Electricity generation is also provided through a small hydropower plant, operated by two turbines with an installed capacity of 2 x 300 kW and an annual generation of 1,400,000 kWh.
Construction
The Ecker Dam was the third modern reservoir built in the Harz mountains, after the construction of the Söse Dam in 1928–1931 and the Oder Dam in 1930–1933. It was laid out in the Ecker catchment area at the foot of the Brocken massif, characterised by extended upland bogs and heavy precipitation of up to 1,700 mm (67 in) a year. The reservoir uses a section of the river valley which, below a prominent trough end, was dug out in the shape of a basin by an ice age glacier.
Construction started in 1939, mainly to meet the increasing demand for drinking water in the Brunswick greater area and around the recently opened Wolfsburg Volkswagen Plant. For the first time in Germany, coarse-grained concrete (Rüttelgrobbeton) with an aggregate of up to 300 mm grain size was used to build the gravity structure. Works continued throughout World War II, when the Nazi authorities also deployed foreign workers (Fremdarbeiter) and POWs to complete the facilities.

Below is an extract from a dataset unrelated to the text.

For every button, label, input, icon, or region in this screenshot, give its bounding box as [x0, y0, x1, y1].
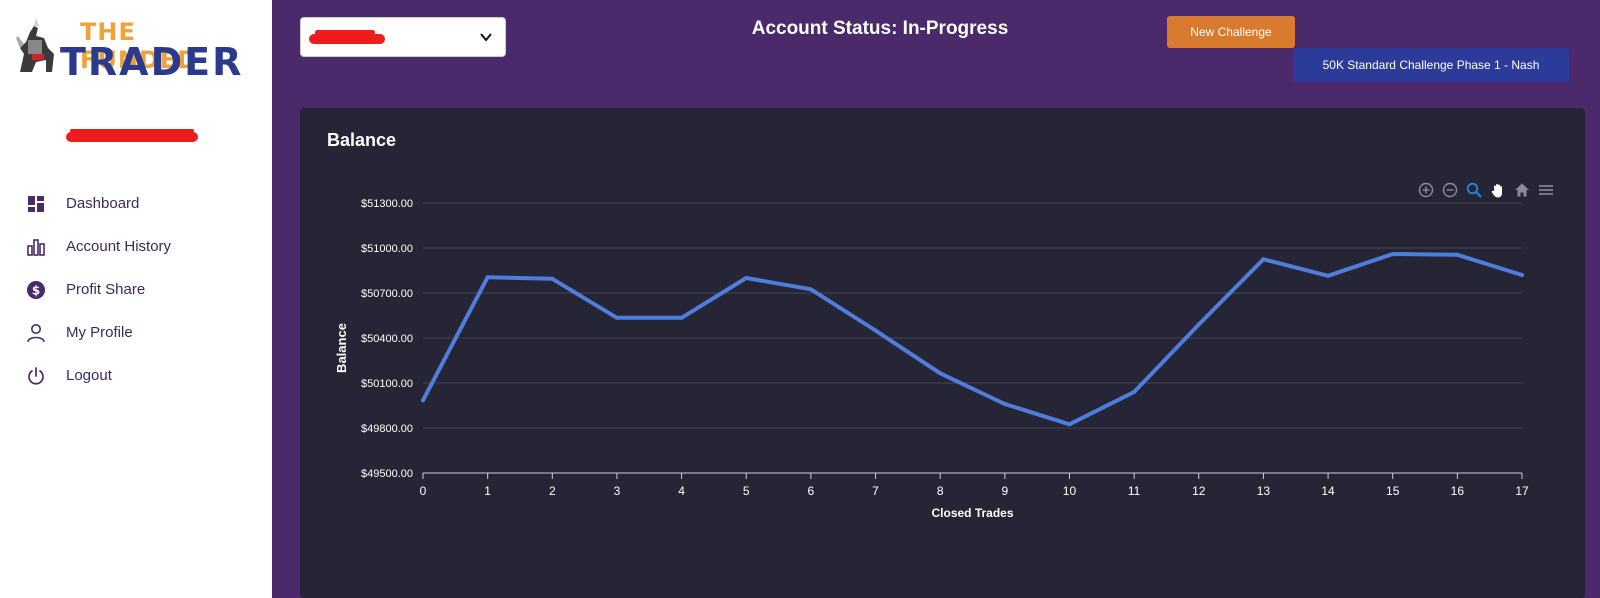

After the war and the division into East and West Germany from 1949, the inner German Border ran straight through the site. The Border Troops of the German Democratic Republic had walls and barbed wire mounted on the dam crest and only about two-thirds of the facilities were accessible from the west. Access rights to operate the facilities were settled by bilateral agreements in the late 1970s.
Tourism
Though not accessible by car, the Ecker Dam and the circular trail around its reservoir are popular destinations for daytrippers. The dam wall is checkpoint no. 1 in the Harzer Wandernadel hiking trail network.